# combination

• Jan 27th 2008, 01:23 PM
shilz222
combination
$\displaystyle 8$ bottles of zinfandel

$\displaystyle 10$ bottles of merlot

$\displaystyle 12$ bottles of cabaret.

(a) If he wants to serve $\displaystyle 3$ bottles of zinfandel and serving order is important, how many ways are there to do this?

$\displaystyle \frac{8!}{5!} = 336$

(b) If $\displaystyle 6$ bottles of wine are to be randomly selected from the $\displaystyle 30$, how many ways are there to do this?

$\displaystyle \binom{30}{6} = 593,775$

(c) If $\displaystyle 6$ bottles are randomly chosen, how many ways are there two bottles of each variety being chosen?

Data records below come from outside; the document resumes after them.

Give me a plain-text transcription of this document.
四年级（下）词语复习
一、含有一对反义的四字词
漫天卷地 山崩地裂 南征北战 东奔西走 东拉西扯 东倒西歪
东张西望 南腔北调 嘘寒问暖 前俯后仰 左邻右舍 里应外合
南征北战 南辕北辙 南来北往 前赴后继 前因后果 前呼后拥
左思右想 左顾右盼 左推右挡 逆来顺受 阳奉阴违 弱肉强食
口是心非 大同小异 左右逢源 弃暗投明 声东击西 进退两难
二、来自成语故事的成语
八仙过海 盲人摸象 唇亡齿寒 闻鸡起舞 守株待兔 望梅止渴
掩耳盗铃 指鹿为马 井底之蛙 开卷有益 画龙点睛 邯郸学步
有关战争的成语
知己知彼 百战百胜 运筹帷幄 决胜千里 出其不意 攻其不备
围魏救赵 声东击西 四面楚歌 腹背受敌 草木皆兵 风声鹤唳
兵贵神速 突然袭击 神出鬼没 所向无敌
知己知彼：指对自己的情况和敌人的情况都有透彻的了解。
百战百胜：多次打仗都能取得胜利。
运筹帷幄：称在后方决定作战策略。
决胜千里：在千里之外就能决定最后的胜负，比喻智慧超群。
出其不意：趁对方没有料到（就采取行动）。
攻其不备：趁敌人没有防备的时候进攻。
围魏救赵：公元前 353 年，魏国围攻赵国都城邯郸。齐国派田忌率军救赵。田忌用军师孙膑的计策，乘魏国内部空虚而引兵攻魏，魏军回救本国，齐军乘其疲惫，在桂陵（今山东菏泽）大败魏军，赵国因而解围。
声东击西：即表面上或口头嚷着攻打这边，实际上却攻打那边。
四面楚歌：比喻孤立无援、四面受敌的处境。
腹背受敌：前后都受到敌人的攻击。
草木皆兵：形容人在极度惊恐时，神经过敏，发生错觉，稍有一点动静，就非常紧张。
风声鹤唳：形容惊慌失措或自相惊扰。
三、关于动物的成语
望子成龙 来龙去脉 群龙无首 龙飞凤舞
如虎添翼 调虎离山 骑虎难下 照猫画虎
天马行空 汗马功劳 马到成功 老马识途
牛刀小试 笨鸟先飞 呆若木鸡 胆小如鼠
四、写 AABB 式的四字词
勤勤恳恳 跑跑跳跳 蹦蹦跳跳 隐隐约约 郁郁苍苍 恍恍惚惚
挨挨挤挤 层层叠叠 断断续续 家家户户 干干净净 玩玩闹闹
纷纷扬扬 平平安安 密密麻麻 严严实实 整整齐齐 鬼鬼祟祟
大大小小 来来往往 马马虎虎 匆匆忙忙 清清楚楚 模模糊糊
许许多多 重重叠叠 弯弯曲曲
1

(d) If $\displaystyle 6$ bottles are randomly chosen, what is the probability that this results in two bottles of each variety being chosen.

(e) If $\displaystyle 6$ bottles are randomly chosen, what is the probability that they are all the same variety?
• Jan 27th 2008, 01:36 PM
Jhevon
Quote:

Originally Posted by shilz222

(c) If $\displaystyle 6$ bottles are randomly chosen, how many ways are there two bottles of each variety being chosen?

$\displaystyle { 8 \choose 2} {10 \choose 2} {12 \choose 2}$

Quote:

(d) If $\displaystyle 6$ bottles are randomly chosen, what is the probability that this results in two bottles of each variety being chosen.
$\displaystyle \frac {{ 8 \choose 2} {10 \choose 2} {12 \choose 2}}{{ 30 \choose 6}}$

Quote:

(e) If $\displaystyle 6$ bottles are randomly chosen, what is the probability that they are all the same variety?
$\displaystyle \frac {{ 8 \choose 6} + {10 \choose 6} + {12 \choose 6}}{{30 \choose 6}}$

why is that?
• Jan 27th 2008, 01:42 PM
shilz222
There are $\displaystyle \binom{8}{6}$ ways to choose all zinfandel, etc..